如果您可以在 O(log n) 中查找历史数据,并在 O(n) 中查找今天的数据,这应该是一个很好的折衷方案。
回答by joe snyder
I can't tell from your specs, but if the ID field is always increasing, and the time field includes YYYYMMDD for uniqueness and is also always increasing, and you're doing either ID searches or time searches, then the simplest non-database solution would be to simply append all records to a fixed-field text or binary file (since they're being generated in "sorted" order) and use code to do a binary search for the desired records (eg, find the first record with the ID or time of interest, then sequentially step through the desired range).
我无法从您的规格中看出,但是如果 ID 字段总是在增加,并且时间字段包含 YYYYMMDD 以确保唯一性并且也一直在增加,并且您正在执行 ID 搜索或时间搜索,那么最简单的非数据库解决方案是简单地将所有记录附加到一个固定字段的文本或二进制文件中(因为它们是按“排序”顺序生成的)并使用代码对所需记录进行二进制搜索(例如,找到第一个记录ID 或感兴趣的时间,然后依次步进所需的范围)。
回答by Phil Goetz
When building large SQLite databases, always insert as much of the data as you can before creating the indices. That will run many times faster than if you create the indices before inserting the data.
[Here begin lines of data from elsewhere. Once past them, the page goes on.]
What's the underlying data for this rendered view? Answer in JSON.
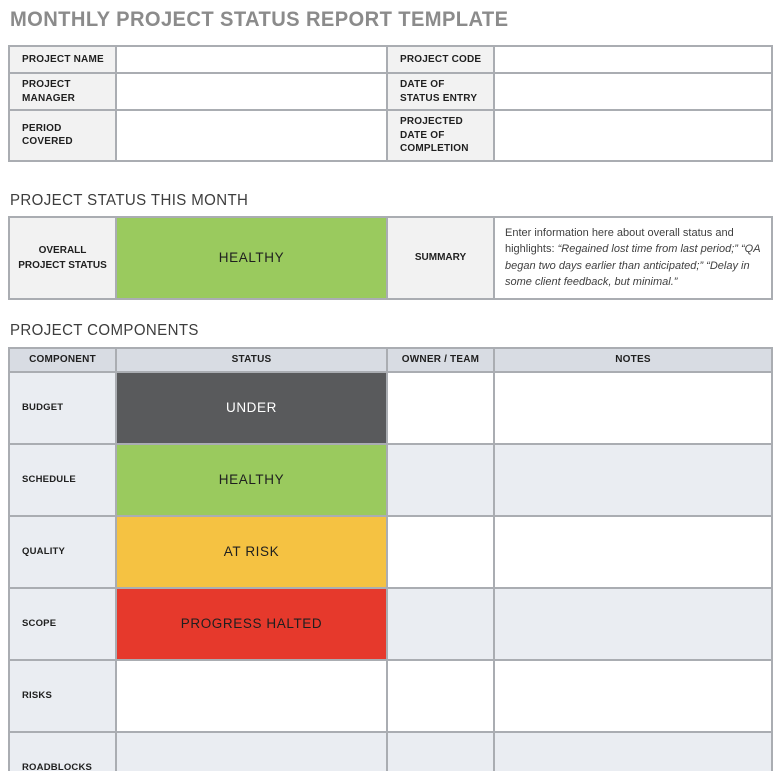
{
  "page": {
    "title": "MONTHLY PROJECT STATUS REPORT TEMPLATE"
  },
  "colors": {
    "title_gray": "#8b8b8b",
    "table_border": "#aaadb2",
    "label_bg": "#f2f2f2",
    "header_row_bg": "#d8dce3",
    "alt_row_bg": "#eaedf2",
    "healthy_green": "#9aca5e",
    "under_dark_gray": "#595a5c",
    "at_risk_yellow": "#f5c242",
    "halted_red": "#e6392c"
  },
  "project_info": {
    "rows": [
      {
        "left_label": "PROJECT NAME",
        "left_value": "",
        "right_label": "PROJECT CODE",
        "right_value": ""
      },
      {
        "left_label": "PROJECT MANAGER",
        "left_value": "",
        "right_label": "DATE OF STATUS ENTRY",
        "right_value": ""
      },
      {
        "left_label": "PERIOD COVERED",
        "left_value": "",
        "right_label": "PROJECTED DATE OF COMPLETION",
        "right_value": ""
      }
    ]
  },
  "status_section": {
    "heading": "PROJECT STATUS THIS MONTH",
    "overall_label": "OVERALL PROJECT STATUS",
    "overall_status": "HEALTHY",
    "overall_status_color": "#9aca5e",
    "summary_label": "SUMMARY",
    "summary_intro": "Enter information here about overall status and highlights: ",
    "summary_quotes": "“Regained lost time from last period;” “QA began two days earlier than anticipated;” “Delay in some client feedback, but minimal.”"
  },
  "components_section": {
    "heading": "PROJECT COMPONENTS",
    "columns": {
      "component": "COMPONENT",
      "status": "STATUS",
      "owner": "OWNER / TEAM",
      "notes": "NOTES"
    },
    "rows": [
      {
        "component": "BUDGET",
        "status": "UNDER",
        "status_color": "#595a5c",
        "status_text_color": "#ffffff",
        "owner": "",
        "notes": ""
      },
      {
        "component": "SCHEDULE",
        "status": "HEALTHY",
        "status_color": "#9aca5e",
        "status_text_color": "#1f1f1f",
        "owner": "",
        "notes": ""
      },
      {
        "component": "QUALITY",
        "status": "AT RISK",
        "status_color": "#f5c242",
        "status_text_color": "#1f1f1f",
        "owner": "",
        "notes": ""
      },
      {
        "component": "SCOPE",
        "status": "PROGRESS HALTED",
        "status_color": "#e6392c",
        "status_text_color": "#1f1f1f",
        "owner": "",
        "notes": ""
      },
      {
        "component": "RISKS",
        "status": "",
        "status_color": "",
        "status_text_color": "",
        "owner": "",
        "notes": ""
      },
      {
        "component": "ROADBLOCKS",
        "status": "",
        "status_color": "",
        "status_text_color": "",
        "owner": "",
        "notes": ""
      }
    ]
  }
}
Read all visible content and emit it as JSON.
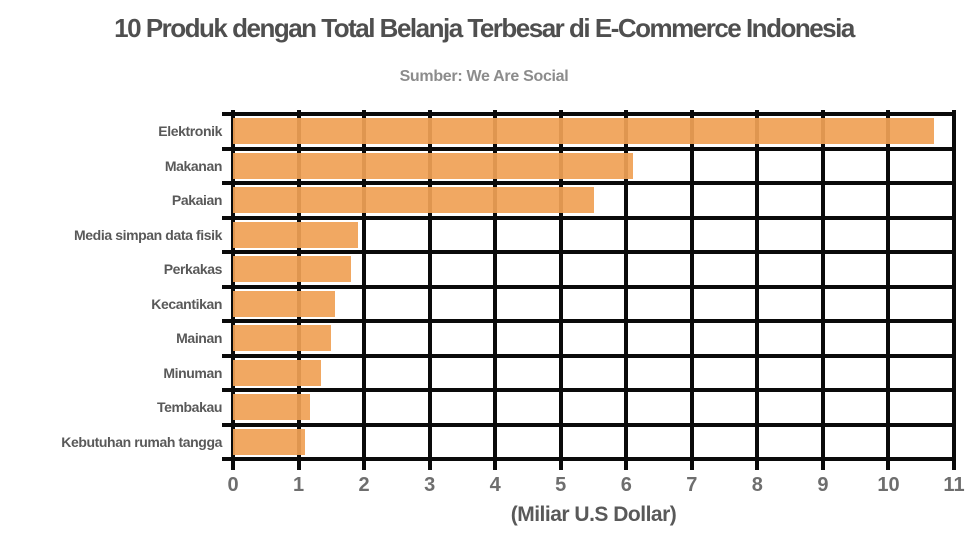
{
  "chart_data": {
    "type": "bar",
    "orientation": "horizontal",
    "title": "10 Produk dengan Total Belanja Terbesar di E-Commerce Indonesia",
    "subtitle": "Sumber: We Are Social",
    "xlabel": "(Miliar U.S Dollar)",
    "categories": [
      "Elektronik",
      "Makanan",
      "Pakaian",
      "Media simpan data fisik",
      "Perkakas",
      "Kecantikan",
      "Mainan",
      "Minuman",
      "Tembakau",
      "Kebutuhan rumah tangga"
    ],
    "values": [
      10.7,
      6.1,
      5.5,
      1.9,
      1.8,
      1.55,
      1.5,
      1.35,
      1.18,
      1.1
    ],
    "xlim": [
      0,
      11
    ],
    "xticks": [
      0,
      1,
      2,
      3,
      4,
      5,
      6,
      7,
      8,
      9,
      10,
      11
    ],
    "grid": true,
    "legend_position": "none",
    "colors": {
      "bar": "#F0A156",
      "grid": "#0A0A0A",
      "title": "#4F4F4F",
      "subtitle": "#8C8C8C",
      "category_label": "#595959",
      "tick_label": "#6E6E6E",
      "axis_label": "#595959",
      "background": "#FFFFFF"
    }
  }
}
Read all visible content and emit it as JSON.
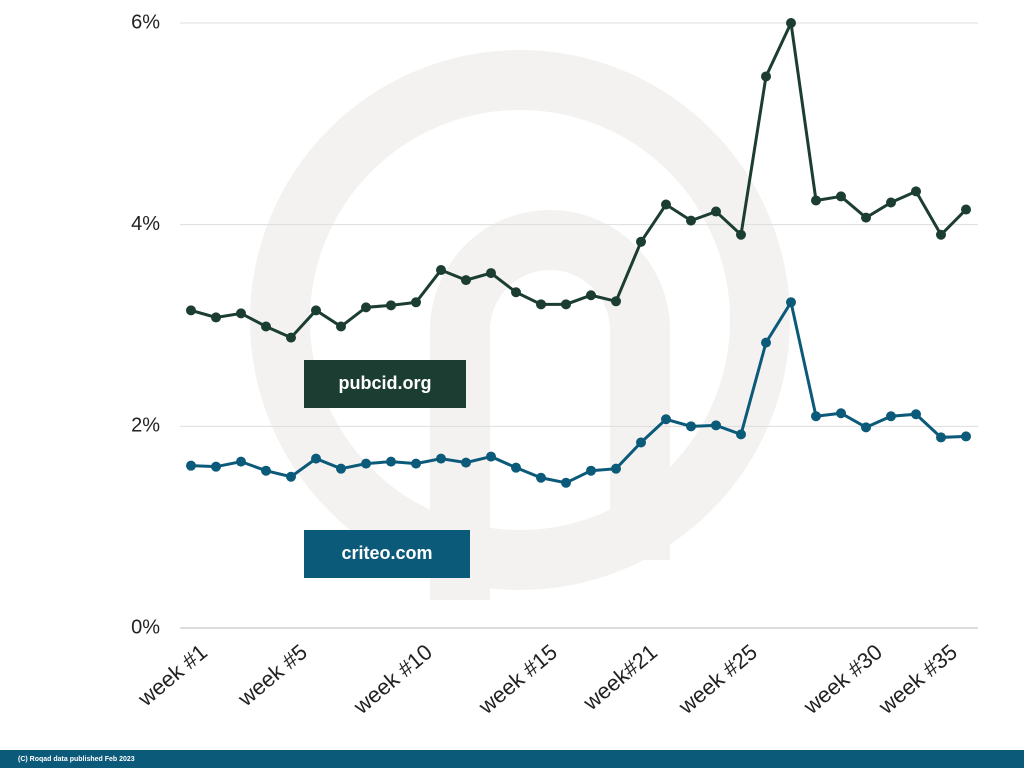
{
  "chart_data": {
    "type": "line",
    "categories": [
      "week #1",
      null,
      null,
      null,
      "week #5",
      null,
      null,
      null,
      null,
      "week #10",
      null,
      null,
      null,
      null,
      "week #15",
      null,
      null,
      null,
      "week#21",
      null,
      null,
      null,
      "week #25",
      null,
      null,
      null,
      null,
      "week #30",
      null,
      null,
      "week #35",
      null
    ],
    "series": [
      {
        "name": "pubcid.org",
        "color": "#1b3d32",
        "values": [
          3.15,
          3.08,
          3.12,
          2.99,
          2.88,
          3.15,
          2.99,
          3.18,
          3.2,
          3.23,
          3.55,
          3.45,
          3.52,
          3.33,
          3.21,
          3.21,
          3.3,
          3.24,
          3.83,
          4.2,
          4.04,
          4.13,
          3.9,
          5.47,
          6.0,
          4.24,
          4.28,
          4.07,
          4.22,
          4.33,
          3.9,
          4.15
        ]
      },
      {
        "name": "criteo.com",
        "color": "#0c5a7a",
        "values": [
          1.61,
          1.6,
          1.65,
          1.56,
          1.5,
          1.68,
          1.58,
          1.63,
          1.65,
          1.63,
          1.68,
          1.64,
          1.7,
          1.59,
          1.49,
          1.44,
          1.56,
          1.58,
          1.84,
          2.07,
          2.0,
          2.01,
          1.92,
          2.83,
          3.23,
          2.1,
          2.13,
          1.99,
          2.1,
          2.12,
          1.89,
          1.9
        ]
      }
    ],
    "ylim": [
      0,
      6
    ],
    "yticks": [
      {
        "value": 0,
        "label": "0%"
      },
      {
        "value": 2,
        "label": "2%"
      },
      {
        "value": 4,
        "label": "4%"
      },
      {
        "value": 6,
        "label": "6%"
      }
    ],
    "grid": true
  },
  "footer": "(C) Roqad data published Feb  2023"
}
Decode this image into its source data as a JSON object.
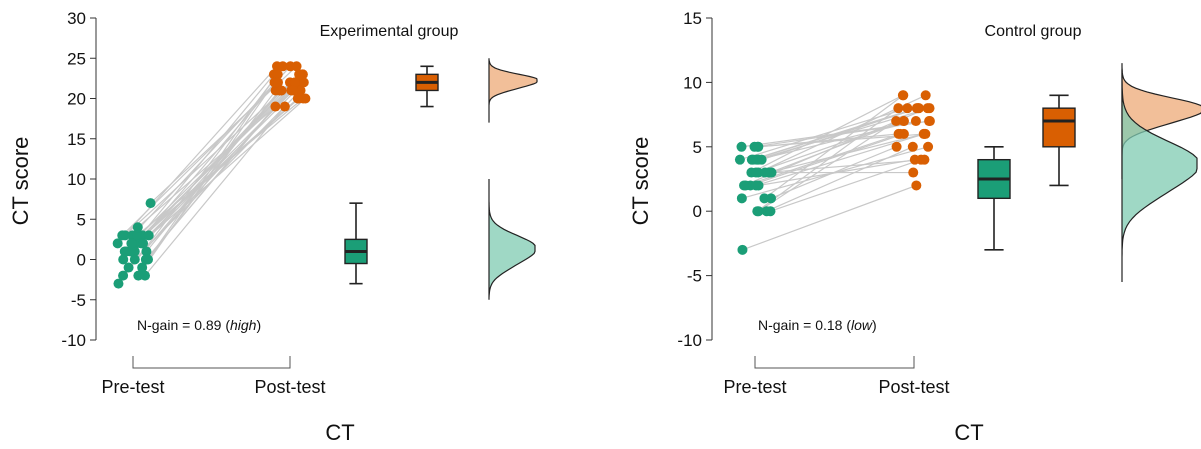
{
  "figure": {
    "accent_colors": {
      "pre": "#1b9e77",
      "post": "#d95f02",
      "pre_light": "#7fcbb2",
      "post_light": "#eeaa77",
      "lines": "#c8c8c8"
    }
  },
  "chart_data": [
    {
      "type": "raincloud",
      "title": "Experimental group",
      "ylabel": "CT score",
      "xlabel": "CT",
      "categories": [
        "Pre-test",
        "Post-test"
      ],
      "yticks": [
        -10,
        -5,
        0,
        5,
        10,
        15,
        20,
        25,
        30
      ],
      "ylim": [
        -10,
        30
      ],
      "note_prefix": "N-gain = 0.89 (",
      "note_emph": "high",
      "note_suffix": ")",
      "pre": [
        0,
        -1,
        2,
        3,
        1,
        -2,
        3,
        2,
        0,
        1,
        2,
        3,
        4,
        1,
        0,
        -1,
        2,
        3,
        7,
        2,
        1,
        0,
        -3,
        -2,
        3,
        1,
        2,
        3,
        0,
        -2
      ],
      "post": [
        22,
        21,
        23,
        24,
        20,
        19,
        22,
        23,
        21,
        22,
        24,
        20,
        19,
        22,
        23,
        21,
        22,
        23,
        24,
        20,
        21,
        22,
        23,
        22,
        21,
        20,
        23,
        22,
        24,
        21
      ],
      "box": {
        "pre": {
          "min": -3,
          "q1": -0.5,
          "median": 1,
          "q3": 2.5,
          "max": 7
        },
        "post": {
          "min": 19,
          "q1": 21,
          "median": 22,
          "q3": 23,
          "max": 24
        }
      },
      "density": {
        "post_range": [
          17,
          25
        ],
        "post_peak": 22.3,
        "pre_range": [
          -5,
          10
        ],
        "pre_peak": 1.5
      }
    },
    {
      "type": "raincloud",
      "title": "Control group",
      "ylabel": "CT score",
      "xlabel": "CT",
      "categories": [
        "Pre-test",
        "Post-test"
      ],
      "yticks": [
        -10,
        -5,
        0,
        5,
        10,
        15
      ],
      "ylim": [
        -10,
        15
      ],
      "note_prefix": "N-gain = 0.18 (",
      "note_emph": "low",
      "note_suffix": ")",
      "pre": [
        4,
        5,
        3,
        2,
        1,
        0,
        4,
        3,
        2,
        5,
        4,
        3,
        0,
        2,
        1,
        4,
        3,
        5,
        0,
        2,
        4,
        3,
        -3,
        1,
        4,
        3,
        0,
        2,
        5,
        3
      ],
      "post": [
        8,
        7,
        9,
        6,
        5,
        8,
        7,
        9,
        4,
        6,
        8,
        7,
        5,
        6,
        9,
        8,
        3,
        7,
        4,
        6,
        8,
        7,
        2,
        5,
        8,
        6,
        7,
        8,
        6,
        4
      ],
      "box": {
        "pre": {
          "min": -3,
          "q1": 1,
          "median": 2.5,
          "q3": 4,
          "max": 5
        },
        "post": {
          "min": 2,
          "q1": 5,
          "median": 7,
          "q3": 8,
          "max": 9
        }
      },
      "density": {
        "post_range": [
          2.5,
          11.5
        ],
        "post_peak": 8,
        "pre_range": [
          -5.5,
          11
        ],
        "pre_peak": 3.8
      }
    }
  ]
}
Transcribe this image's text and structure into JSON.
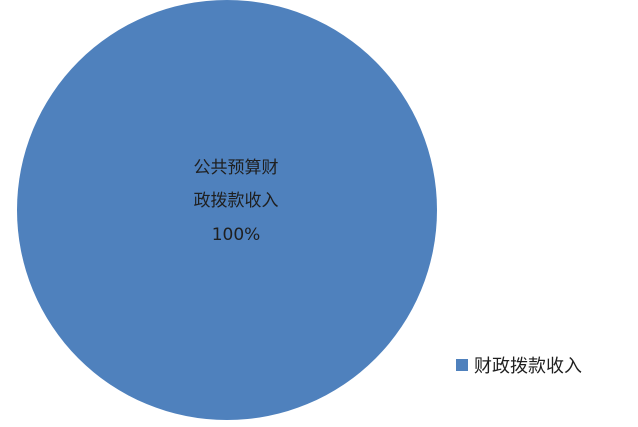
{
  "chart_data": {
    "type": "pie",
    "categories": [
      "财政拨款收入"
    ],
    "values": [
      100
    ],
    "slice_labels": [
      {
        "lines": [
          "公共预算财",
          "政拨款收入",
          "100%"
        ]
      }
    ],
    "legend": {
      "position": "right-bottom",
      "entries": [
        "财政拨款收入"
      ]
    },
    "colors": [
      "#4F81BD"
    ],
    "title": ""
  }
}
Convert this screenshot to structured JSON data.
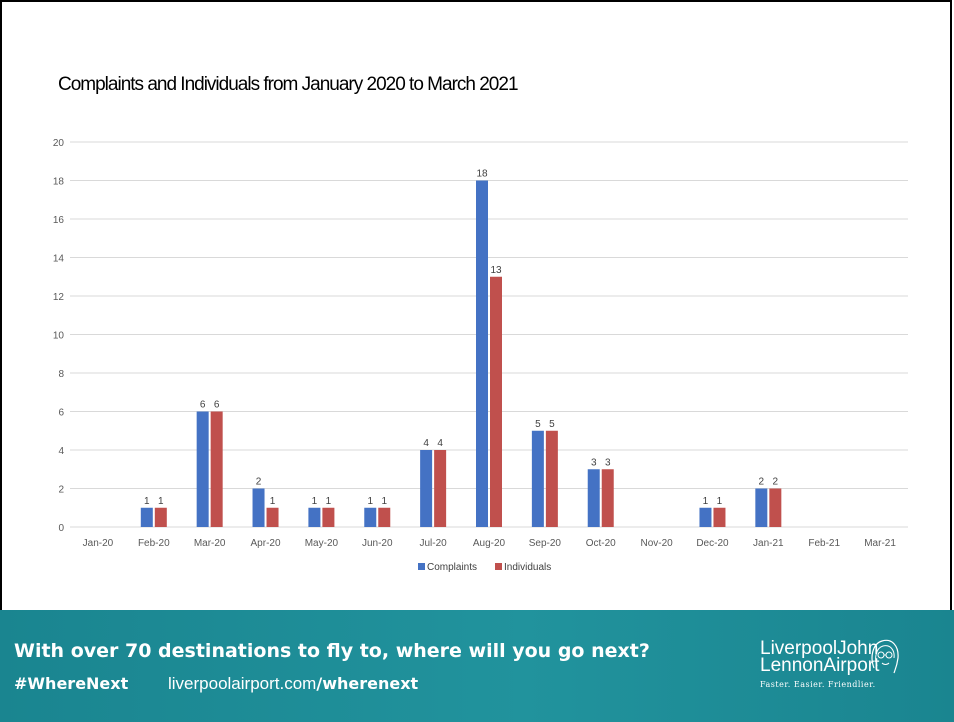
{
  "chart_data": {
    "type": "bar",
    "title": "Complaints and Individuals from January 2020 to March 2021",
    "categories": [
      "Jan-20",
      "Feb-20",
      "Mar-20",
      "Apr-20",
      "May-20",
      "Jun-20",
      "Jul-20",
      "Aug-20",
      "Sep-20",
      "Oct-20",
      "Nov-20",
      "Dec-20",
      "Jan-21",
      "Feb-21",
      "Mar-21"
    ],
    "series": [
      {
        "name": "Complaints",
        "color": "#4472c4",
        "values": [
          0,
          1,
          6,
          2,
          1,
          1,
          4,
          18,
          5,
          3,
          0,
          1,
          2,
          0,
          0
        ]
      },
      {
        "name": "Individuals",
        "color": "#c0504d",
        "values": [
          0,
          1,
          6,
          1,
          1,
          1,
          4,
          13,
          5,
          3,
          0,
          1,
          2,
          0,
          0
        ]
      }
    ],
    "ylim": [
      0,
      20
    ],
    "yticks": [
      0,
      2,
      4,
      6,
      8,
      10,
      12,
      14,
      16,
      18,
      20
    ],
    "grid": true,
    "legend": "bottom",
    "data_labels": true
  },
  "footer": {
    "tagline": "With over 70 destinations to fly to, where will you go next?",
    "hashtag": "#WhereNext",
    "url_plain": "liverpoolairport.com",
    "url_bold": "/wherenext",
    "logo_line1": "LiverpoolJohn",
    "logo_line2": "LennonAirport",
    "logo_tagline": "Faster. Easier. Friendlier."
  }
}
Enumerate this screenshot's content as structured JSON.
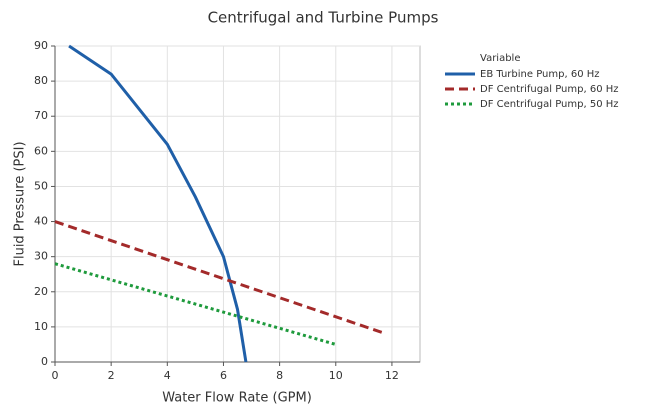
{
  "chart_data": {
    "type": "line",
    "title": "Centrifugal and Turbine Pumps",
    "x_label": "Water Flow Rate (GPM)",
    "y_label": "Fluid Pressure (PSI)",
    "legend_title": "Variable",
    "legend_position": "right",
    "grid": true,
    "xlim": [
      0,
      13
    ],
    "ylim": [
      0,
      90
    ],
    "xticks": [
      0,
      2,
      4,
      6,
      8,
      10,
      12
    ],
    "yticks": [
      0,
      10,
      20,
      30,
      40,
      50,
      60,
      70,
      80,
      90
    ],
    "series": [
      {
        "name": "EB Turbine Pump, 60 Hz",
        "color": "#1f5fa8",
        "dash": "solid",
        "x": [
          0.5,
          2,
          3,
          4,
          5,
          6,
          6.5,
          6.8
        ],
        "values": [
          90,
          82,
          72,
          62,
          47,
          30,
          15,
          0
        ]
      },
      {
        "name": "DF Centrifugal Pump, 60 Hz",
        "color": "#a32a2a",
        "dash": "dashed",
        "x": [
          0,
          11.8
        ],
        "values": [
          40,
          8
        ]
      },
      {
        "name": "DF Centrifugal Pump, 50 Hz",
        "color": "#1e9a3c",
        "dash": "dotted",
        "x": [
          0,
          10
        ],
        "values": [
          28,
          5
        ]
      }
    ]
  }
}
在构建大型 SQLite 数据库时,始终在创建索引之前插入尽可能多的数据。这将比在插入数据之前创建索引快很多倍。
回答by Dwivedi Ji
The theoretical maximum number of rows in a table is 2^64(18446744073709551616 or about 1.8e+19). This limit is unreachable since the maximum database size of 140 terabytes will be reached first. A 140 terabytes database can hold no more than approximately 1e+13 rows, and then only if there are no indices and if each row contains very little data.
表中的理论最大行数为2^64(18446744073709551616 或约 1.8e+19)。由于将首先达到 140 TB 的最大数据库大小,因此无法达到此限制。一个 140 TB 的数据库可以容纳不超过大约 1e+13 行,并且只有在没有索引并且每行包含很少数据的情况下。